4 Al oír eso, me senté y me puse a llorar. Y durante muchos días permanecí sumido en la tristeza: ayunaba y oraba ante el Dios del Cielo, 5 y le decía: «¡Ay, Yavé, Dios del Cielo, Dios grande y terrible, que mantienes tu Alianza y tu fidelidad con los que te aman y cumplen tus mandamientos! 6 ¡Escucha con atención, abre los ojos, atiende la plegaria de tu servidor! Porque como tú lo ves, yo oro día y noche por los hijos de Israel, tus servidores, y 7 confieso los pecados de los hijos de Israel.

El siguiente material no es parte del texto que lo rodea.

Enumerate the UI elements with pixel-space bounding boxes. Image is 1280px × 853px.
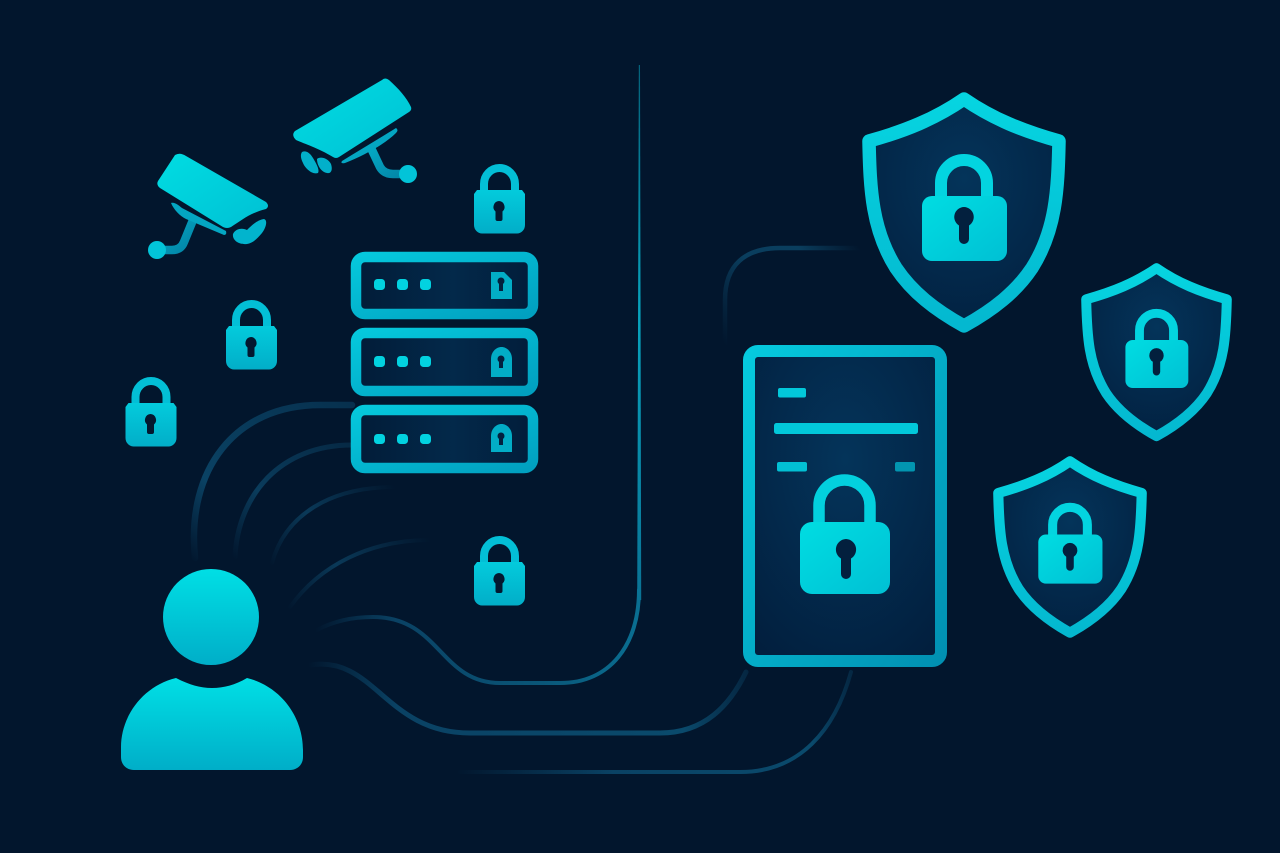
user icon [121,569,303,770]
shield: large [869,99,1059,326]
shield: medium right [1086,268,1227,436]
camera: lower left [148,154,268,259]
line: user to server three [272,487,395,563]
connection lines [194,65,862,772]
server unit one [356,257,533,314]
user head [163,569,259,665]
line: lower route to document [460,672,851,772]
shield: medium lower [998,461,1142,633]
icon: padlock below servers [474,540,525,606]
line: lower curve from divider to user [317,590,639,683]
camera: upper right [293,78,417,183]
document text lines [774,388,918,472]
line: user to server two [235,445,352,557]
icon: padlock far left [126,381,176,446]
line: tapered vertical divider [637,65,641,600]
document panel [749,351,941,661]
server stack [356,257,533,468]
line: document to shield [725,248,862,345]
icon: padlock above servers [474,168,525,234]
line: user to server one [194,405,352,558]
document padlock [800,480,890,594]
line: user to open space [290,540,430,607]
server unit three [356,410,533,468]
line: user to document [310,664,746,733]
user shoulders [121,678,303,770]
server unit two [356,333,533,391]
icon: padlock left middle [226,304,277,370]
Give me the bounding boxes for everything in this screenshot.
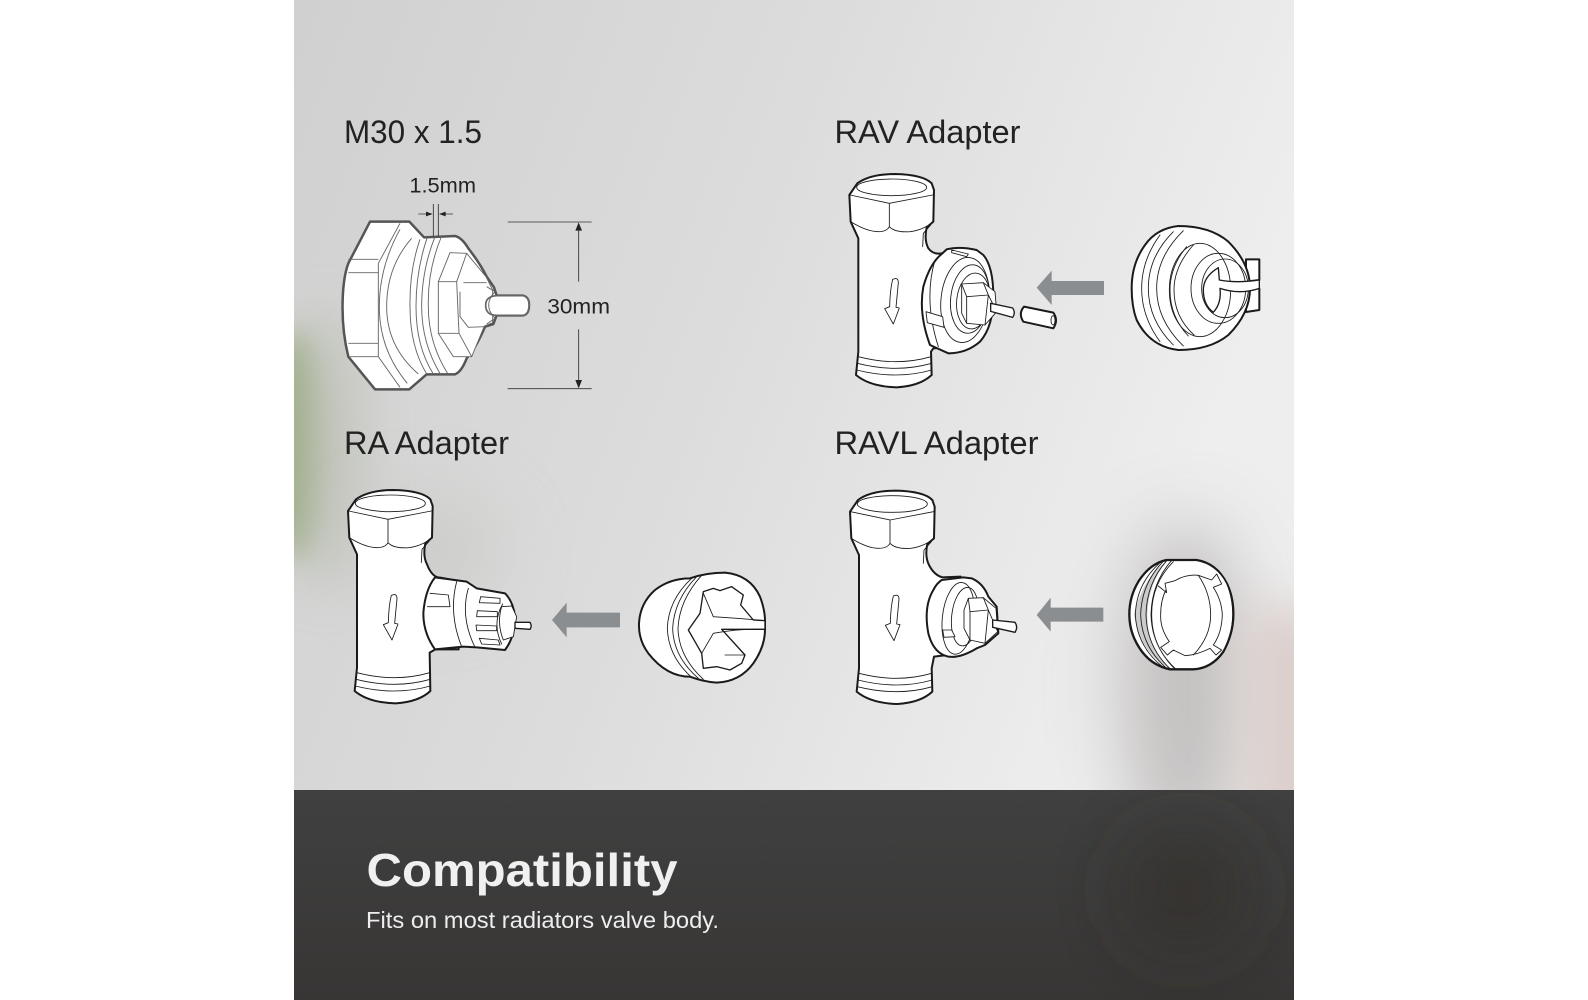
arrow: insertion direction (1037, 271, 1104, 305)
panel: light background (294, 0, 1294, 790)
icon: valve body (849, 174, 960, 387)
diagram: RA adapter (348, 490, 765, 703)
dimension: 30mm diameter (508, 222, 610, 389)
heading: RAV Adapter: RAV Adapter (834, 114, 1021, 150)
text: description: Fits on most radiators valve body. (366, 907, 719, 933)
icon: RA valve head with pin (423, 577, 531, 650)
arrow: insertion direction (552, 603, 620, 637)
dimension: 1.5mm thread pitch: 1.5mm (409, 175, 476, 198)
heading: RAVL Adapter: RAVL Adapter (834, 425, 1039, 461)
heading: M30 x 1.5: M30 x 1.5 (344, 114, 482, 150)
heading: RA Adapter: RA Adapter (344, 425, 509, 461)
dimension: 1.5mm thread pitch (409, 175, 476, 237)
diagram: M30 x 1.5 valve head with dimensions (343, 175, 610, 389)
icon: valve body (348, 490, 459, 703)
icon: valve body (850, 491, 961, 704)
icon: RAVL adapter ring (1129, 560, 1233, 669)
icon: valve pin head outline (343, 222, 529, 389)
icon: RA adapter plug (639, 573, 765, 683)
arrow: insertion direction (1037, 598, 1103, 632)
diagram: RAVL adapter (850, 491, 1233, 704)
icon: valve head with pin and cap (922, 248, 1056, 353)
icon: RAVL valve head with pin (927, 577, 1017, 657)
diagram: RAV adapter (849, 174, 1259, 387)
icon: RAV adapter ring (1132, 226, 1259, 350)
dimension: 30mm diameter: 30mm (547, 295, 610, 318)
heading: Compatibility: Compatibility (366, 844, 678, 896)
panel: dark caption band (294, 790, 1294, 1000)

7 ¡Sí, hemos pecado contra ti, hemos pecado, tanto yo como la casa de mi padre! Nos hemos portado muy mal contigo, no hemos respetado los mandatos, las ordenanzas y los decretos que nos diste por medio de Moisés, tu servidor. 8 Sin embargo, acuérdate de la palabra que empeñaste con Moisés, tu servidor, cuando le dijiste: «Si ustedes son infieles, los dispersaré en medio de las naciones, 9 pero si se vuelven a mí, si respetan mis mandatos y los ponen en práctica, aunque sus desterrados se hallen en el extremo del cielo, los reuniré y los haré volver al lugar que elegí para que en él habitara mi Nombre». 10 Estos son, pues, tus servidores y tu pueblo que tú libraste con mucha fuerza y con tu poderosa mano. 11 ¡Oh Señor, escucha atentamente la oración de tu servidor, la oración de tus servidores que encuentran su alegría en temer tu Nombre; haz que hoy le vaya bien a tu servidor y que pueda conquistar el corazón del rey».
11 Por ese entonces yo estaba cerca del rey, pues le preparaba sus bebidas.